非线性上下文赌博机中可证明的任意时间集成采样算法 (Provable Anytime Ensemble Sampling Algorithms in Nonlinear Contextual Bandits)

We provide a unified algorithmic framework for ensemble sampling in nonlinear contextual bandits and develop corresponding regret bounds for two most common nonlinear contextual bandit settings: Generalized Linear Ensemble Sampling (\texttt{GLM-ES}) for generalized linear bandits and Neural Ensemble Sampling (\texttt{Neural-ES}) for neural contextual bandits. Both methods maintain multiple estimators for the reward model parameters via maximum likelihood estimation on randomly perturbed data. We prove high-probability frequentist regret bounds of $\mathcal{O}(d^{3/2} \sqrt{T} + d^{9/2})$ for \texttt{GLM-ES} and $\mathcal{O}(\widetilde{d} \sqrt{T})$ for \texttt{Neural-ES}, where $d$ is the dimension of feature vectors, $\widetilde{d}$ is the effective dimension of a neural tangent kernel matrix, and $T$ is the number of rounds. These regret bounds match the state-of-the-art results of randomized exploration algorithms in nonlinear contextual bandit settings. In the theoretical analysis, we introduce techniques that address challenges specific to nonlinear models. Practically, we remove fixed-time horizon assumptions by developing anytime versions of our algorithms, suitable when $T$ is unknown. Finally, we empirically evaluate \texttt{GLM-ES}, \texttt{Neural-ES}, and their anytime variants, demonstrating strong performance. Overall, our results establish ensemble sampling as a provable and practical randomized exploration approach for nonlinear contextual bandits.

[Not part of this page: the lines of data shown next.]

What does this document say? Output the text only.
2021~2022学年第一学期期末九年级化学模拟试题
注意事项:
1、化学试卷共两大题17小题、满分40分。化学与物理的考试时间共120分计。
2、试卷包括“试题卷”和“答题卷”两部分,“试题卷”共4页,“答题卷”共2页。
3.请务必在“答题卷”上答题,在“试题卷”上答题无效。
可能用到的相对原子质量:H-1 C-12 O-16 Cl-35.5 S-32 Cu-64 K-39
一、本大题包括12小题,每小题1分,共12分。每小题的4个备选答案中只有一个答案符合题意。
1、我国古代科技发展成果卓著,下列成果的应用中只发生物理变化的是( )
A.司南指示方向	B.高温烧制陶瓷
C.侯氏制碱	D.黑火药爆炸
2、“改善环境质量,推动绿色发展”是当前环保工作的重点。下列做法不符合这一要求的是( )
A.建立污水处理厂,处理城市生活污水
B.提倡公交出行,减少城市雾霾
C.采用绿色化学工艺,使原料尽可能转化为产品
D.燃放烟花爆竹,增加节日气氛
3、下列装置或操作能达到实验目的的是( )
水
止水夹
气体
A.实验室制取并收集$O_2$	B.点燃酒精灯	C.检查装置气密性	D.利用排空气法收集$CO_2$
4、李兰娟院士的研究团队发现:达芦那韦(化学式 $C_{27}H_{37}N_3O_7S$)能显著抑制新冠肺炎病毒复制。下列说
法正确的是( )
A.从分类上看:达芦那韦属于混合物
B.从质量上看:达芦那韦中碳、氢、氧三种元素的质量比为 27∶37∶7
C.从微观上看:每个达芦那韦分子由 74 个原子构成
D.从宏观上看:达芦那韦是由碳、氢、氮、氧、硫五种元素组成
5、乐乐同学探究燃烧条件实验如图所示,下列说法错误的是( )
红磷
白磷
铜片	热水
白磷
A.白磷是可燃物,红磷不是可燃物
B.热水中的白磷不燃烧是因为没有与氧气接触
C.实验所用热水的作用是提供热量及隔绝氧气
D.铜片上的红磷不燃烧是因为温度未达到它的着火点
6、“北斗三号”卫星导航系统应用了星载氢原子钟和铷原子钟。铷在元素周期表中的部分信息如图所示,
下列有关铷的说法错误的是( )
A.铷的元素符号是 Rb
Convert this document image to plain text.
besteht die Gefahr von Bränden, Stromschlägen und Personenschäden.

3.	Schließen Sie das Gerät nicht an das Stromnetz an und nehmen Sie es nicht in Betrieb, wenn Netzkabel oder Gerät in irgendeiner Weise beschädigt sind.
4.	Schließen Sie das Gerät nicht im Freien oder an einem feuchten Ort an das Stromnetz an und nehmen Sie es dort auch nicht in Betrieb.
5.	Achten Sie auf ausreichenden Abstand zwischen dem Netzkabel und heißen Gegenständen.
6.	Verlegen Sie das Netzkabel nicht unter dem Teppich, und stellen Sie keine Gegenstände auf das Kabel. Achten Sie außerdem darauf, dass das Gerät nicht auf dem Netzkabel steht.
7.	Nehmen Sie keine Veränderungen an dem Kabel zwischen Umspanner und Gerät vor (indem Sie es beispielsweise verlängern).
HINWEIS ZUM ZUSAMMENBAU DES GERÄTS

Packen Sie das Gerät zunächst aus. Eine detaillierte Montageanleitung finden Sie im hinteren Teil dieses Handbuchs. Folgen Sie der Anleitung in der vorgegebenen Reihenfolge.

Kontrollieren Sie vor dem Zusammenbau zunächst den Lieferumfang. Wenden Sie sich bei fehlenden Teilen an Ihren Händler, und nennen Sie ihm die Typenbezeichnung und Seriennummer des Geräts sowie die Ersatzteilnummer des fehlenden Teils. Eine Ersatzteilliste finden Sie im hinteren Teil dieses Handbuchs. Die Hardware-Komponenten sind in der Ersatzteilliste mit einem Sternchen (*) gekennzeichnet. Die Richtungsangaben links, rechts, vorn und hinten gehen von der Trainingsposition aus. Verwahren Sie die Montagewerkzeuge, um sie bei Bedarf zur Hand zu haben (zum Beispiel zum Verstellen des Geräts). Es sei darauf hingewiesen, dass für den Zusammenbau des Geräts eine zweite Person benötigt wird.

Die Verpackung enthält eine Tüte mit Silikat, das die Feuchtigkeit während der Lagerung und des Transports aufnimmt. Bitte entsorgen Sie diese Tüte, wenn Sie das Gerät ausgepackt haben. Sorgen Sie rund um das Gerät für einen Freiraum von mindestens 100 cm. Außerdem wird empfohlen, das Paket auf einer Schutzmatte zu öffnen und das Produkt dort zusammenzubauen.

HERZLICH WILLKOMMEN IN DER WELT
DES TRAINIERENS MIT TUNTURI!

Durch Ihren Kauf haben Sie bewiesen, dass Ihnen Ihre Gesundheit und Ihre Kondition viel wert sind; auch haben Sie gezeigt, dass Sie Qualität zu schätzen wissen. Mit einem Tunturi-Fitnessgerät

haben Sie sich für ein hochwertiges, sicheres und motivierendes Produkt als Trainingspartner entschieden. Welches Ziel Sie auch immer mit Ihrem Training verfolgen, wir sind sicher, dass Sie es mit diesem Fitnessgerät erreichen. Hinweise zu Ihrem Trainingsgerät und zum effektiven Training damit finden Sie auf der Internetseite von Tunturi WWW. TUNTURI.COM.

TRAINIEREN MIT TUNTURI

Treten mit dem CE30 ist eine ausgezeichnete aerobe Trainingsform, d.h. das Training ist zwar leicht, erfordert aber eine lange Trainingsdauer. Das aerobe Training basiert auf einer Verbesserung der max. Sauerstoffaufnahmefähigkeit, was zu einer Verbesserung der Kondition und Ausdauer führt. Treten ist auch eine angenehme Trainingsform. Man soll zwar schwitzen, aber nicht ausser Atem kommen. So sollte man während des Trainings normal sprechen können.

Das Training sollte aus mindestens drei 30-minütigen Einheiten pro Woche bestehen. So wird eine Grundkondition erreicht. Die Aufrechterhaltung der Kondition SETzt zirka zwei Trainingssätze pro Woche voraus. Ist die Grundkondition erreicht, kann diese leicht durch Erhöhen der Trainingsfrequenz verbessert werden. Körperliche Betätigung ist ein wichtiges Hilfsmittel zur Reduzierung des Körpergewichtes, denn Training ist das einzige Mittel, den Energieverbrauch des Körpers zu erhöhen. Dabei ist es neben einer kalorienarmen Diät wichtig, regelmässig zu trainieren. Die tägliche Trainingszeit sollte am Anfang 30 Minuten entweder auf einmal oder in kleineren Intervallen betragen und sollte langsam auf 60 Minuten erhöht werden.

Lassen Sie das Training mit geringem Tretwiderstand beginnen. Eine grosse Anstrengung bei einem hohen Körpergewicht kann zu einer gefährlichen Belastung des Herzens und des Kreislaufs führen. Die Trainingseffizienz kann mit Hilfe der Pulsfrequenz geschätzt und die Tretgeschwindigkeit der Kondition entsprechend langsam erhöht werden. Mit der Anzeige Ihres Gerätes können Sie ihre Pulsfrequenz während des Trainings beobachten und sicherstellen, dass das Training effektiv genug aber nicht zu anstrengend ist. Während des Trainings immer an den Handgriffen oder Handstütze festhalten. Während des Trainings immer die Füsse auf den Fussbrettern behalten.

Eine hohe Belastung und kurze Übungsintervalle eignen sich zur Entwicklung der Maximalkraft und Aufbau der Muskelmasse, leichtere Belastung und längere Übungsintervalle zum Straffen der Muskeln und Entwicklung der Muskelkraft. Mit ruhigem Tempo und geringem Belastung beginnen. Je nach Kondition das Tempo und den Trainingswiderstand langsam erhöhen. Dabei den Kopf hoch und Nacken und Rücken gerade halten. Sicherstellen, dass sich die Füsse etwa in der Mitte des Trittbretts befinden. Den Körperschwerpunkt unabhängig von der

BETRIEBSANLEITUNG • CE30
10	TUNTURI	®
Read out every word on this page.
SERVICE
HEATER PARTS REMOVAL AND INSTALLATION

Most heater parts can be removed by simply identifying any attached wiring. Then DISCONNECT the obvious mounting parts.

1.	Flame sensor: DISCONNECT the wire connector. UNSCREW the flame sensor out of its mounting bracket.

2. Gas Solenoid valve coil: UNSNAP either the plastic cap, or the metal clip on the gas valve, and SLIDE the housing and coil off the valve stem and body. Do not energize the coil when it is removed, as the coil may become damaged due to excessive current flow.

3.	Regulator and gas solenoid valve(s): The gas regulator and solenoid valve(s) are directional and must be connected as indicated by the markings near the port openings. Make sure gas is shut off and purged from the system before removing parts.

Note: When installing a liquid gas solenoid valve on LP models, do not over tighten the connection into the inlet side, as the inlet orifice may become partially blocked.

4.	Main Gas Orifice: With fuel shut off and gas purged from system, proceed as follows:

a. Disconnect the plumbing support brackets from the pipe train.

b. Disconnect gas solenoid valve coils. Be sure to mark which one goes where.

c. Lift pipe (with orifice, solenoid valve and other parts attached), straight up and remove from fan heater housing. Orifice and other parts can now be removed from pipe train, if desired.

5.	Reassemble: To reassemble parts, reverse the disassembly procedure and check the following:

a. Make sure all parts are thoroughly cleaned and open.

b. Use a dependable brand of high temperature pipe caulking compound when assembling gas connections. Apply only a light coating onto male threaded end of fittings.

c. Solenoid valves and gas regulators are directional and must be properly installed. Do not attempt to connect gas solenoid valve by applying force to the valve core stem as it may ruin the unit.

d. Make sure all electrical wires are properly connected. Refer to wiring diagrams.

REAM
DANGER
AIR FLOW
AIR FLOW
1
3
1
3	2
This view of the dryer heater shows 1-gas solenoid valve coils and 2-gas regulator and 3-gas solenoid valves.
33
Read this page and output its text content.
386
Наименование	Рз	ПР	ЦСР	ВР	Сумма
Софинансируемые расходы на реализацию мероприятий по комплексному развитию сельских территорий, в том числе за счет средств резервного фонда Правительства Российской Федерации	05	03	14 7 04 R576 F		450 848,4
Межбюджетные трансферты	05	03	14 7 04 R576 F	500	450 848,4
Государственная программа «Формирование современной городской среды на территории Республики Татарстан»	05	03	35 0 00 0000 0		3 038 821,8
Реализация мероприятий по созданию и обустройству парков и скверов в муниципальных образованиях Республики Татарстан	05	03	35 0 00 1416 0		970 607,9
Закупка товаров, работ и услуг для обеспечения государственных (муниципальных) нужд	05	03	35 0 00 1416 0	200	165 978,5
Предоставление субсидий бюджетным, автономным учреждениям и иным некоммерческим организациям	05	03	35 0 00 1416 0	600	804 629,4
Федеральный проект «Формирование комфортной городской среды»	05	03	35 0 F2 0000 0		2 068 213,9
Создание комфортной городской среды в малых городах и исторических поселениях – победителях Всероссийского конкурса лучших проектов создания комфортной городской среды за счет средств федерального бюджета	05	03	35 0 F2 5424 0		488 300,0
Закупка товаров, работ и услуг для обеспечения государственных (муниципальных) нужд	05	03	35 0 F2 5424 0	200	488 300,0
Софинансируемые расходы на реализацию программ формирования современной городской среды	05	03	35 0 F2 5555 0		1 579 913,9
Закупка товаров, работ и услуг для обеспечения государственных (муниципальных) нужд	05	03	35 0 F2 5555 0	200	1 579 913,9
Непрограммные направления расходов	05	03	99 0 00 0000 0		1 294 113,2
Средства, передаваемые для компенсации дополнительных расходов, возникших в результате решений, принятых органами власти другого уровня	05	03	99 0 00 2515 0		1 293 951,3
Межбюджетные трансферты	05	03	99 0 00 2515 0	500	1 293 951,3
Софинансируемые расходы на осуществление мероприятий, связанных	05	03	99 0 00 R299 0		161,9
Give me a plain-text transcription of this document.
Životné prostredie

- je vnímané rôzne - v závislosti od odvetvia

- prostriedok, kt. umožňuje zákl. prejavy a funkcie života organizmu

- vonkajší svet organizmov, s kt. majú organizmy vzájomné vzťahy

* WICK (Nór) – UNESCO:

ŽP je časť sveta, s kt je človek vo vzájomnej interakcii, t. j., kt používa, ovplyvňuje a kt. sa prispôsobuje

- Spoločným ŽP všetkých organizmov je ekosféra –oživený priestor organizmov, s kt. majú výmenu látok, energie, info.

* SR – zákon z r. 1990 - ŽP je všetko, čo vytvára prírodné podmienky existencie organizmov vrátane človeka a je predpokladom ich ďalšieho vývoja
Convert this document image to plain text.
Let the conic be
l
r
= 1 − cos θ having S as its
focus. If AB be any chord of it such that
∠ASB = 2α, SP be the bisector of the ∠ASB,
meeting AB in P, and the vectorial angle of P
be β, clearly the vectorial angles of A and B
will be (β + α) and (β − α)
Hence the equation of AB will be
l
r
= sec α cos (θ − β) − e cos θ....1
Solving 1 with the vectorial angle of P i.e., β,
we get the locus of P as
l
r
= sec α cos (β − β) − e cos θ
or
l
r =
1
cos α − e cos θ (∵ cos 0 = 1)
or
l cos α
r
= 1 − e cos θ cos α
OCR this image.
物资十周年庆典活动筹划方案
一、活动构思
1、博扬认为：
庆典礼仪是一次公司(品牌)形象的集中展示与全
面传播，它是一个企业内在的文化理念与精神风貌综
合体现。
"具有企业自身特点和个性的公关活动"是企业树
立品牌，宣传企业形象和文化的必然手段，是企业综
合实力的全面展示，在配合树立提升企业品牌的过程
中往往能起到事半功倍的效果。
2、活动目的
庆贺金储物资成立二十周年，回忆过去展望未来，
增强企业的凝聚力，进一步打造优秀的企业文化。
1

翻译：我们为非线性上下文赌博机中的集成采样提供了一个统一的算法框架，并针对两种最常见的非线性上下文赌博机设置建立了相应的遗憾界：针对广义线性赌博机的广义线性集成采样（\texttt{GLM-ES}）和针对神经上下文赌博机的神经集成采样（\texttt{Neural-ES}）。这两种方法均通过对随机扰动数据进行最大似然估计，来维护奖励模型参数的多个估计量。我们证明了\texttt{GLM-ES}具有$\mathcal{O}(d^{3/2} \sqrt{T} + d^{9/2})$的高概率频率学派遗憾界，而\texttt{Neural-ES}具有$\mathcal{O}(\widetilde{d} \sqrt{T})$的遗憾界，其中$d$是特征向量的维度，$\widetilde{d}$是神经正切核矩阵的有效维度，$T$是轮数。这些遗憾界与非线上下文赌博机设置中随机探索算法的最新结果相匹配。在理论分析中，我们引入了专门应对非线性模型特有挑战的技术。在实际应用方面，我们通过开发算法的任意时间版本，移除了对固定时间范围的假设，适用于$T$未知的情况。最后，我们对\texttt{GLM-ES}、\texttt{Neural-ES}及其任意时间变体进行了实证评估，结果显示出强大的性能。总体而言，我们的研究确立了集成采样作为非线性上下文赌博机中一种可证明且实用的随机探索方法。